MIS-C is a rare condition that can occur after a COVID infection in children and that presents with a combination of gastrointestinal symptoms, high fever, or life-threatening cardiac injury. Recent estimates show that cases are still occurring but at a much lower rate than early in the pandemic.

Most MIS-C patients present with gastrointestinal symptoms. Larazotide inhibits gut epithelial cells’ zonulin receptor, which in turn helps prevent damage to the gut epithelial barrier, Yonker and colleagues explained. An intact barrier stops the escape of inflammatory spike protein antigens from the gastrointestinal tract into the bloodstream.

“Lots of researchers have shown that there are viral reservoirs after someone has COVID-19, and definitely in the gut,” Yonker told MedPage Today. “Our hope is that we can use larazotide to block the leak of spike protein antigen from the gut and contain it there. If we can get the antigen out of the blood, maybe that can help people recover faster.”

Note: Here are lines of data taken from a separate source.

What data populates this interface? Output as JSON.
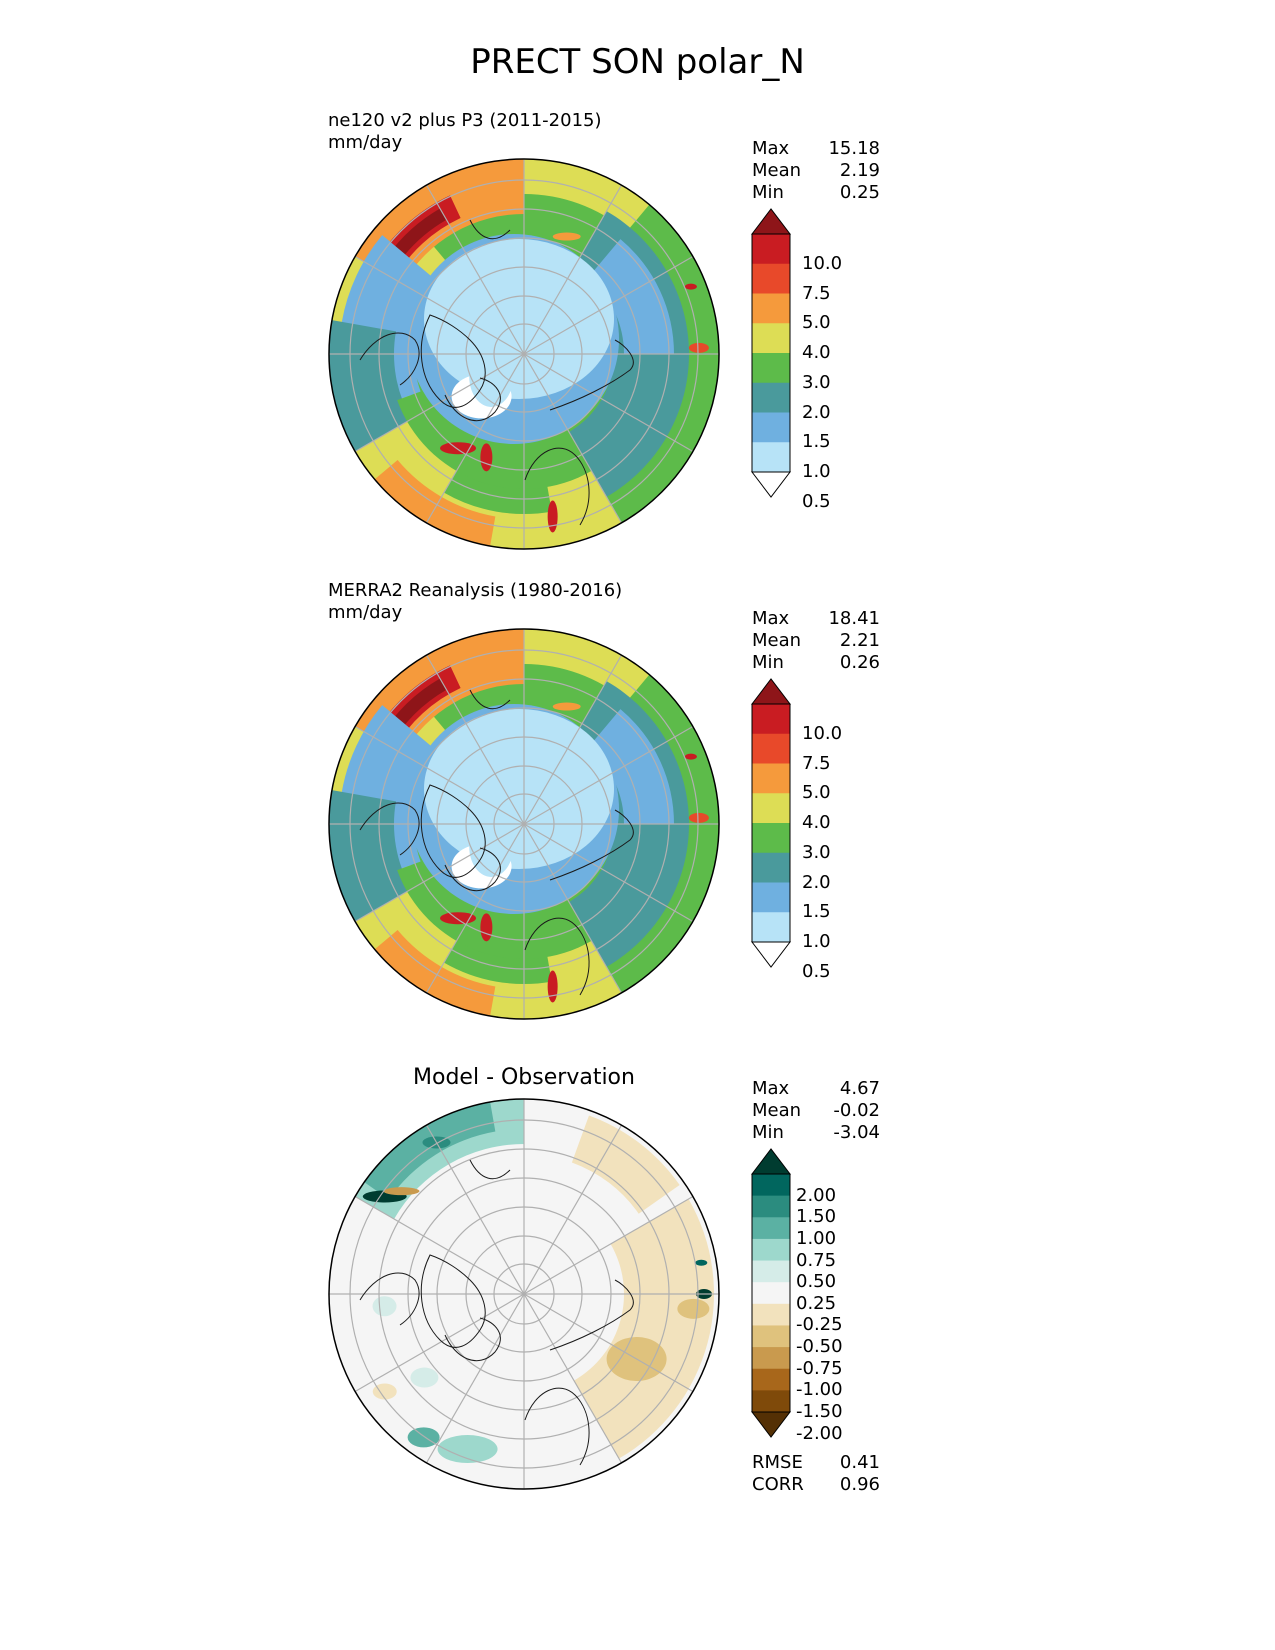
{
  "main_title": "PRECT SON polar_N",
  "panels": [
    {
      "title": "ne120 v2 plus P3 (2011-2015)",
      "units": "mm/day",
      "stats": [
        {
          "label": "Max",
          "value": "15.18"
        },
        {
          "label": "Mean",
          "value": "2.19"
        },
        {
          "label": "Min",
          "value": "0.25"
        }
      ],
      "cbar_ticks": [
        "10.0",
        "7.5",
        "5.0",
        "4.0",
        "3.0",
        "2.0",
        "1.5",
        "1.0",
        "0.5"
      ]
    },
    {
      "title": "MERRA2 Reanalysis (1980-2016)",
      "units": "mm/day",
      "stats": [
        {
          "label": "Max",
          "value": "18.41"
        },
        {
          "label": "Mean",
          "value": "2.21"
        },
        {
          "label": "Min",
          "value": "0.26"
        }
      ],
      "cbar_ticks": [
        "10.0",
        "7.5",
        "5.0",
        "4.0",
        "3.0",
        "2.0",
        "1.5",
        "1.0",
        "0.5"
      ]
    },
    {
      "title": "Model - Observation",
      "stats": [
        {
          "label": "Max",
          "value": "4.67"
        },
        {
          "label": "Mean",
          "value": "-0.02"
        },
        {
          "label": "Min",
          "value": "-3.04"
        }
      ],
      "cbar_ticks": [
        "2.00",
        "1.50",
        "1.00",
        "0.75",
        "0.50",
        "0.25",
        "-0.25",
        "-0.50",
        "-0.75",
        "-1.00",
        "-1.50",
        "-2.00"
      ],
      "metrics": [
        {
          "label": "RMSE",
          "value": "0.41"
        },
        {
          "label": "CORR",
          "value": "0.96"
        }
      ]
    }
  ],
  "chart_data": {
    "type": "heatmap",
    "projection": "north polar stereographic",
    "variable": "PRECT",
    "season": "SON",
    "region": "polar_N",
    "colormaps": {
      "precip": {
        "levels": [
          0.5,
          1.0,
          1.5,
          2.0,
          3.0,
          4.0,
          5.0,
          7.5,
          10.0
        ],
        "colors": [
          "#ffffff",
          "#b7e3f7",
          "#6fb0e0",
          "#4a9a9c",
          "#5dbb4a",
          "#dddd55",
          "#f59a3c",
          "#e8492a",
          "#c91c22",
          "#8e1519"
        ]
      },
      "diff": {
        "levels": [
          -2.0,
          -1.5,
          -1.0,
          -0.75,
          -0.5,
          -0.25,
          0.25,
          0.5,
          0.75,
          1.0,
          1.5,
          2.0
        ],
        "colors": [
          "#543005",
          "#7f4a0a",
          "#a8671b",
          "#c99a4e",
          "#dfc27d",
          "#f2e2bd",
          "#f5f5f5",
          "#d5ece8",
          "#9dd8cc",
          "#5bb1a3",
          "#2b8c7f",
          "#01665e",
          "#003c30"
        ]
      }
    }
  }
}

The researchers randomized 12 children ages 1 month to 21 years with current or recent SARS-CoV-2 infection and MIS-C to either oral larazotide or placebo four times daily for 21 days in addition to standard MIS-C treatment, which includes corticosteroids, intravenous immunoglobulin, or anakinra (Kineret).

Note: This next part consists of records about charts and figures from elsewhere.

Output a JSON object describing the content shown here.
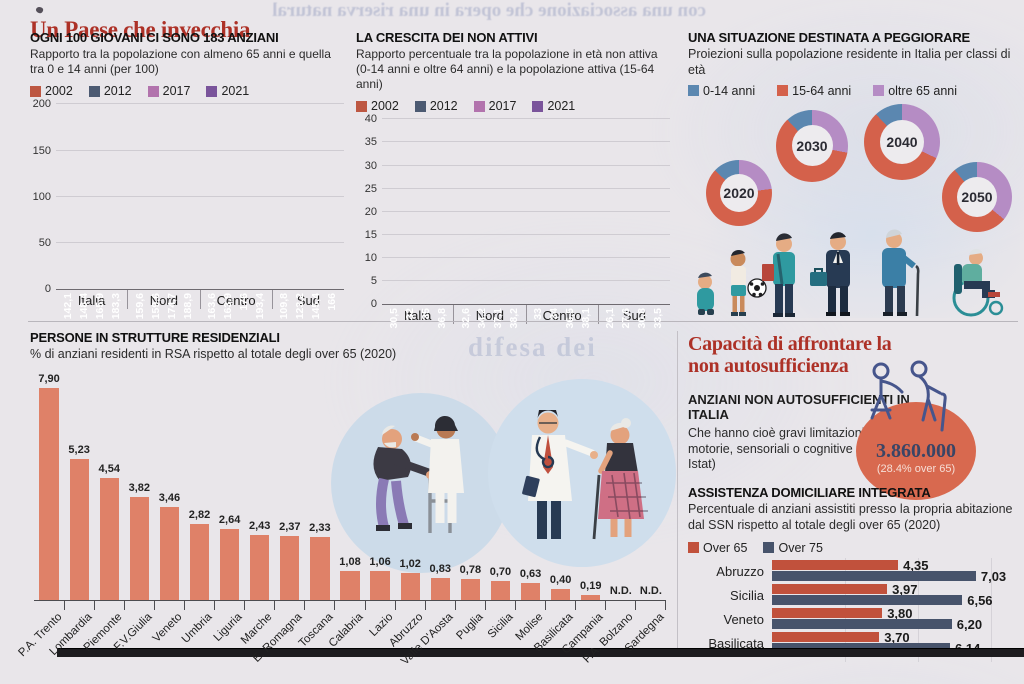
{
  "page": {
    "title": "Un Paese che invecchia",
    "bleed_text_top": "con una associazione che opera in una riserva natural",
    "bleed_text_mid": "difesa dei"
  },
  "colors": {
    "y2002": "#bd5742",
    "y2012": "#4c5a72",
    "y2017": "#b273ad",
    "y2021": "#7a549b",
    "age0_14": "#5b87b0",
    "age15_64": "#d4614b",
    "age65": "#b58cc4",
    "salmon": "#df8168",
    "over65": "#c1513c",
    "over75": "#47536b",
    "title_red": "#ad3127",
    "circle_red": "#d8694f"
  },
  "chart_data": [
    {
      "id": "anziani-per-100-giovani",
      "type": "bar",
      "title": "OGNI 100 GIOVANI CI SONO 183 ANZIANI",
      "subtitle": "Rapporto tra la popolazione con almeno 65 anni e quella tra 0 e 14 anni (per 100)",
      "categories": [
        "Italia",
        "Nord",
        "Centro",
        "Sud"
      ],
      "ylim": [
        0,
        200
      ],
      "yticks": [
        0,
        50,
        100,
        150,
        200
      ],
      "series": [
        {
          "name": "2002",
          "values": [
            142.1,
            159.6,
            163.6,
            109.8
          ],
          "labels": [
            "142,1",
            "159,6",
            "163,6",
            "109,8"
          ]
        },
        {
          "name": "2012",
          "values": [
            148.4,
            159.6,
            163.9,
            123.2
          ],
          "labels": [
            "148,4",
            "159,6",
            "163,9",
            "123,2"
          ]
        },
        {
          "name": "2017",
          "values": [
            165.9,
            174.7,
            176,
            145.4
          ],
          "labels": [
            "165,9",
            "174,7",
            "176",
            "145,4"
          ]
        },
        {
          "name": "2021",
          "values": [
            183.3,
            188.9,
            193.4,
            166
          ],
          "labels": [
            "183,3",
            "188,9",
            "193,4",
            "166"
          ]
        }
      ]
    },
    {
      "id": "crescita-non-attivi",
      "type": "bar",
      "title": "LA CRESCITA DEI NON ATTIVI",
      "subtitle": "Rapporto percentuale tra la popolazione in età non attiva (0-14 anni e oltre 64 anni) e la popolazione attiva (15-64 anni)",
      "categories": [
        "Italia",
        "Nord",
        "Centro",
        "Sud"
      ],
      "ylim": [
        0,
        40
      ],
      "yticks": [
        0,
        5,
        10,
        15,
        20,
        25,
        30,
        35,
        40
      ],
      "series": [
        {
          "name": "2002",
          "values": [
            30.5,
            32.6,
            33,
            26.1
          ],
          "labels": [
            "30,5",
            "32,6",
            "33",
            "26,1"
          ]
        },
        {
          "name": "2012",
          "values": [
            32,
            34.2,
            34,
            27.6
          ],
          "labels": [
            "32",
            "34,2",
            "34",
            "27,6"
          ]
        },
        {
          "name": "2017",
          "values": [
            35,
            37.1,
            36.5,
            30.8
          ],
          "labels": [
            "35",
            "37,1",
            "36,5",
            "30,8"
          ]
        },
        {
          "name": "2021",
          "values": [
            36.8,
            38.2,
            38.1,
            33.5
          ],
          "labels": [
            "36,8",
            "38,2",
            "38,1",
            "33,5"
          ]
        }
      ]
    },
    {
      "id": "proiezioni-popolazione",
      "type": "pie",
      "title": "UNA SITUAZIONE DESTINATA A PEGGIORARE",
      "subtitle": "Proiezioni sulla popolazione residente in Italia per classi di età",
      "legend": [
        "0-14 anni",
        "15-64 anni",
        "oltre 65 anni"
      ],
      "donuts": [
        {
          "year": "2020",
          "oltre_65": 23,
          "anni_15_64": 64,
          "anni_0_14": 13
        },
        {
          "year": "2030",
          "oltre_65": 28,
          "anni_15_64": 60,
          "anni_0_14": 12
        },
        {
          "year": "2040",
          "oltre_65": 32,
          "anni_15_64": 56,
          "anni_0_14": 12
        },
        {
          "year": "2050",
          "oltre_65": 36,
          "anni_15_64": 53,
          "anni_0_14": 11
        }
      ]
    },
    {
      "id": "persone-in-rsa",
      "type": "bar",
      "title": "PERSONE IN STRUTTURE RESIDENZIALI",
      "subtitle": "% di anziani residenti in RSA rispetto al totale degli over 65 (2020)",
      "ylim": [
        0,
        8
      ],
      "categories": [
        "P.A. Trento",
        "Lombardia",
        "Piemonte",
        "F.V.Giulia",
        "Veneto",
        "Umbria",
        "Liguria",
        "Marche",
        "E. Romagna",
        "Toscana",
        "Calabria",
        "Lazio",
        "Abruzzo",
        "Valle D'Aosta",
        "Puglia",
        "Sicilia",
        "Molise",
        "Basilicata",
        "Campania",
        "P.A. Bolzano",
        "Sardegna"
      ],
      "values": [
        7.9,
        5.23,
        4.54,
        3.82,
        3.46,
        2.82,
        2.64,
        2.43,
        2.37,
        2.33,
        1.08,
        1.06,
        1.02,
        0.83,
        0.78,
        0.7,
        0.63,
        0.4,
        0.19,
        null,
        null
      ],
      "labels": [
        "7,90",
        "5,23",
        "4,54",
        "3,82",
        "3,46",
        "2,82",
        "2,64",
        "2,43",
        "2,37",
        "2,33",
        "1,08",
        "1,06",
        "1,02",
        "0,83",
        "0,78",
        "0,70",
        "0,63",
        "0,40",
        "0,19",
        "N.D.",
        "N.D."
      ]
    },
    {
      "id": "assistenza-domiciliare",
      "type": "bar-horizontal",
      "title": "ASSISTENZA DOMICILIARE INTEGRATA",
      "subtitle": "Percentuale di anziani assistiti presso la propria abitazione dal SSN rispetto al totale degli over 65 (2020)",
      "legend": [
        "Over 65",
        "Over 75"
      ],
      "categories": [
        "Abruzzo",
        "Sicilia",
        "Veneto",
        "Basilicata"
      ],
      "series": [
        {
          "name": "Over 65",
          "values": [
            4.35,
            3.97,
            3.8,
            3.7
          ],
          "labels": [
            "4,35",
            "3,97",
            "3,80",
            "3,70"
          ]
        },
        {
          "name": "Over 75",
          "values": [
            7.03,
            6.56,
            6.2,
            6.14
          ],
          "labels": [
            "7,03",
            "6,56",
            "6,20",
            "6,14"
          ]
        }
      ]
    }
  ],
  "capacity_panel": {
    "title": "Capacità di affrontare la non autosufficienza",
    "block_heading": "ANZIANI NON AUTOSUFFICIENTI IN ITALIA",
    "block_text": "Che hanno cioè gravi limitazioni motorie, sensoriali o cognitive (2019, Istat)",
    "big_number": "3.860.000",
    "big_number_sub": "(28.4% over 65)"
  }
}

Patients weighing less than 25 kg received 0.25 mg of larazotide, while those 25 kg or more received 0.5 mg of larazotide. Safety follow-up continued for 168 days. One patient in the placebo group did not complete dosing (and was not included in the efficacy analysis) while a patient who received larazotide was lost to follow-­up at 16 weeks.

The median age for the entire cohort was 5.7 years and two-thirds of the patients were male.

The larazotide and placebo group had similar rates of mild and moderate adverse events, and none of the patients had a severe adverse event.

Study limitations included enrolling fewer study participants than planned, driven by rising vaccination rates and a subsequent steep drop in MIS-C cases during the study. The researchers had planned on up to 20 patients, but having only 12 made it possible that intrinsic differences between the two groups, rather than drug effect, contributed to the findings.

Yonker and her colleagues are now enrolling children and adults in a larger phase II trial to assess larazotide’s safety and effectiveness in people with long COVID symptoms.